Bienen und Wespen gehören in Mitteleuropa zu den häufigsten Auslösern von Insektengiftallergien

Die Ministerin, die auch Ärztin ist, erläuterte: "Für normal empfindliche Personen können vor allem Stiche im Kopf-Hals-Bereich oder sehr viele Stiche auf einmal bedrohlich sein. Für Menschen mit einer allergischen Veranlagung besteht aber bereits nach einem einzigen Stich die Gefahr heftiger Reaktionen - unabhängig davon, welches Körperteil betroffen ist."

Zu den Symptomen gehören etwa ein rasch auftretender Hautausschlag am ganzen Körper, Schwindel oder Atemnot. Im schlimmsten Fall kommt es zum sogenannten anaphylaktischen Schock, der unbehandelt zum Tode führen kann. Jährlich werden in Deutschland etwa 20 Todesfälle nach Stichen von Wespen, Bienen oder ähnlichen Insekten verzeichnet, die Dunkelziffer dürfte noch höher liegen.

Am besten ist es, sich von vornherein vor Stichen zu schützen. Überreifes Obst oder bestimmte Duftstoffe in Kosmetika etwa können die Insekten anlocken. Auch sollten hektische Bewegungen vermieden werden, wenn Wespen oder Bienen in der Nähe sind. Wer gestochen wurde, sollte versuchen, einen in der Haut verbliebenen Stachel vorsichtig zu entfernen.

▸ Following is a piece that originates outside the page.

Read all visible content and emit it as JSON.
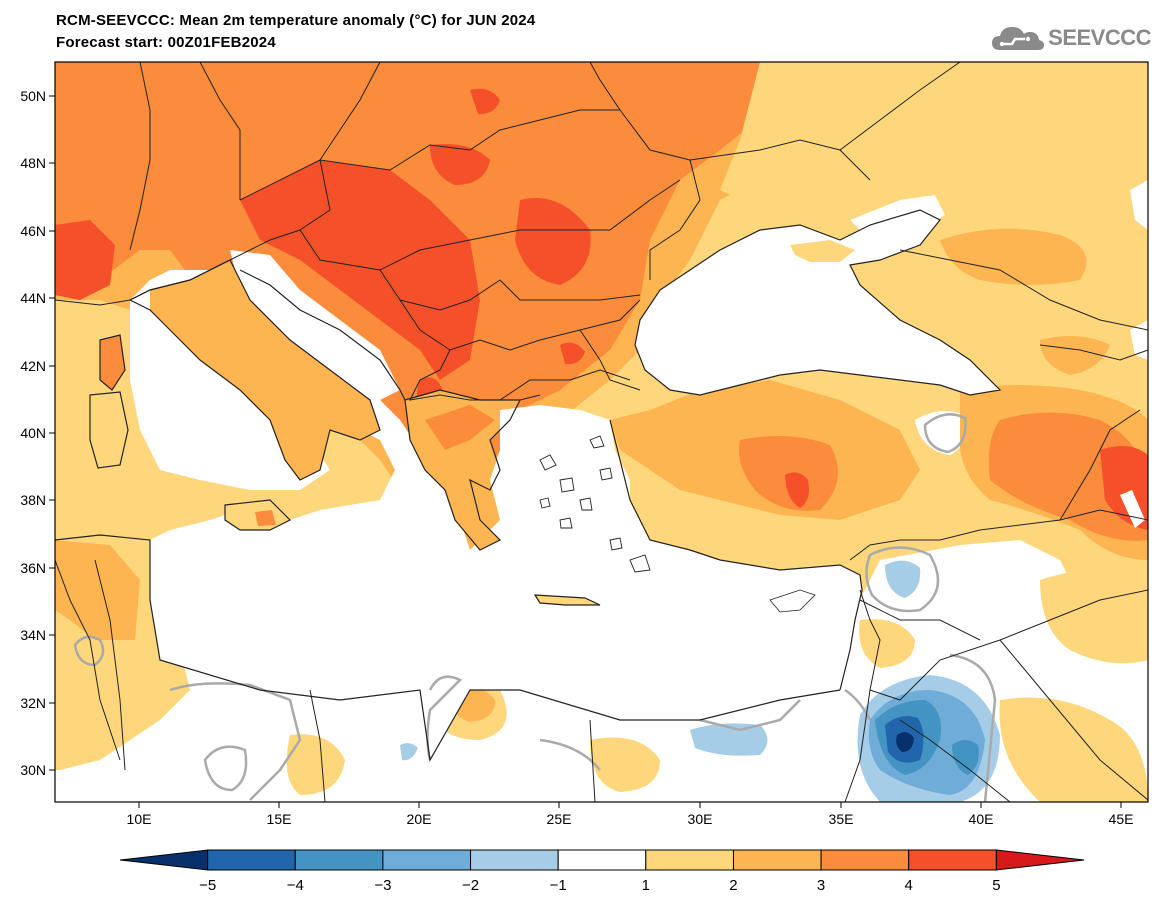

Außerdem sollte man beim Verdacht auf eine allergische Reaktion keine Zeit verlieren und sofort einen Arzt aufsuchen. Ob man tatsächlich an einer Wespen- oder Bienengiftallergie leidet, lässt sich anhand verschiedener Tests bestimmen. Dazu gehören zum Beispiel Hauttests und der Nachweis spezifischer Antikörper im Blut. Fachärzte und Allergologen geben hierzu nähere Auskunft.

Jeder Patient, der nach einem Insektenstich eine schwerere allergische Reaktion erlitten hat, benötigt neben der akuten auch eine langfristige Therapie. Für Personen mit einer nachgewiesenen Wespen- oder Bienengiftallergie kommt hierfür unter anderem die sogenannte spezifische Immuntherapie (Hyposensibilisierung) in Frage. Dabei wird das jeweilige Insektengift unter sorgfältiger ärztlicher Aufsicht in jeweils ansteigenden Konzentrationen über einen längeren Zeitraum unter die Haut gespritzt.

Ziel ist, heftige und potentiell lebensbedrohliche Reaktionen nach einem erneuten Stich zu vermeiden. Gerade bei der Insektengiftallergie können mit der Hyposensibilisierung Erfolgsraten bis zu 95 Prozent erreicht werden.